Young Ofeg's Ditties/Ditty 8

VIII.

One evening in late autumn I steered out into the fjord. My sails were snow white, but the sunset stained them with a hectic tinge, so that they looked as if they had been dipped in wine, so I sailed out alone to sea when all the others were going to bed in their homes.

Then I saw an enormous black hand stretch down over the fjord. It set an ugly black mark on my sail, and then it drew back again. And a voice pierced the lovely stillness of the autumn evening, sharp as a knife thrust, rough as a drunkard's bass:—

"He has a stain on his sail! He has a stain on his sail! Come hither, good folk, and see! He is not ashamed to shew his dirty tackle!"

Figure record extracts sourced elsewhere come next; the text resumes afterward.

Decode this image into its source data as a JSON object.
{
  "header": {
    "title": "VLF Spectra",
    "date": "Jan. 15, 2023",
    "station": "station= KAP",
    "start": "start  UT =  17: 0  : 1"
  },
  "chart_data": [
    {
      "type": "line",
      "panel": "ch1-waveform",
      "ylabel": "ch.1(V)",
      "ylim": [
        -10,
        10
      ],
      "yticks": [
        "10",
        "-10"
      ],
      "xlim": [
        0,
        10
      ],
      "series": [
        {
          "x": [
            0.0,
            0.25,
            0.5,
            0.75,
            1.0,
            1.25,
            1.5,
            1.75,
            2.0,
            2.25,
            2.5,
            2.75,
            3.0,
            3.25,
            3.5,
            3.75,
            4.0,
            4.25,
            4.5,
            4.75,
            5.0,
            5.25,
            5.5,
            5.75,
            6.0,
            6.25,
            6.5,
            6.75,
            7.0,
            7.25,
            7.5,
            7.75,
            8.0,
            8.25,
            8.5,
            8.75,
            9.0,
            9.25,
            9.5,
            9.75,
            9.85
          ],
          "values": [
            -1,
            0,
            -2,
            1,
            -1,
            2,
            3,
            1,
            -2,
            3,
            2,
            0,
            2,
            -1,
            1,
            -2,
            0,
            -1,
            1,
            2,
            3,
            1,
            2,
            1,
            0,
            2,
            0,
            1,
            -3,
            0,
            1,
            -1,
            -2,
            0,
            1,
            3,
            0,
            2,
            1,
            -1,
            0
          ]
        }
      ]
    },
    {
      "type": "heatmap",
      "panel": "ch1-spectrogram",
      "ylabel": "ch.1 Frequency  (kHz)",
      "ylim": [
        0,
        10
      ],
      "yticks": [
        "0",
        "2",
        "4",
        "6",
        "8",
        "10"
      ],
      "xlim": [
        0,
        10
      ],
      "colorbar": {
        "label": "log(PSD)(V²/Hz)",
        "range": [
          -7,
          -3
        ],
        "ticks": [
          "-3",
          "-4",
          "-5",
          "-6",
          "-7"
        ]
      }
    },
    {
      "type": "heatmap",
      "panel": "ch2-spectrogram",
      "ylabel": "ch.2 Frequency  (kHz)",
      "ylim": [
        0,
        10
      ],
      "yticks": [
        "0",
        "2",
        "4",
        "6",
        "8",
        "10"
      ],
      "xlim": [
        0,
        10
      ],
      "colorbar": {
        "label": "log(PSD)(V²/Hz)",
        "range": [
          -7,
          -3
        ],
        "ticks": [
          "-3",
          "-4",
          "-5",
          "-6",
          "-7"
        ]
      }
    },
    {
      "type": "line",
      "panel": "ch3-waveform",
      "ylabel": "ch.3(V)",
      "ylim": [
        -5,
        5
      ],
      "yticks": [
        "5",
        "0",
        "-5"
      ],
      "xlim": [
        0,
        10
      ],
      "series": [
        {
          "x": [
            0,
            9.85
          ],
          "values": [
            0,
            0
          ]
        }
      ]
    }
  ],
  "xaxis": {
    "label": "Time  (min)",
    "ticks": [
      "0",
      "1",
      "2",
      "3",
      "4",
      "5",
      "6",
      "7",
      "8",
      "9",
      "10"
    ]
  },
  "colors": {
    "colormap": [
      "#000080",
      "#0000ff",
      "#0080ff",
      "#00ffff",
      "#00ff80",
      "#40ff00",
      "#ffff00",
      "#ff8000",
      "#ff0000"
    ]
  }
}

And when I turned about the strand was densely packed with people. They pointed, they jeered, they threatened. And above my head the black stain darkened my sail as a cloud in the time of roses. Then I felt my conscience prick me, for although I knew my hands were clean, still the stain was there on my sail, and it cast a shadow over my soul as if it were a real crime, and the unknown voices seemed to me to be so convincing, and I was so alone upon the water, and the people on the shore were so many. The wind lulled, and the sails hung slack like withered leaves after the passage of a venomous wind, too, as if they shared my mood, and I was about to scuttle my boat and sink.

Then came the miracle that saved me. High above the people on the strand hung a hand, enormous as the one that had set the mark upon my sail, but white, white, and it held a light, and the reflection of it fell like a sudden white dawn over the countless black multitude.

And I saw by its light men's forms with wasps' stings, men's forms with foxes' tails, men's forms with hounds' heads, bloodhounds' heads, with red maws and lolling tongues. . . . And the wind freshened, and I steered right merrily out to sea with the black mark in the centre of my sail, as the sun rose up over the waters.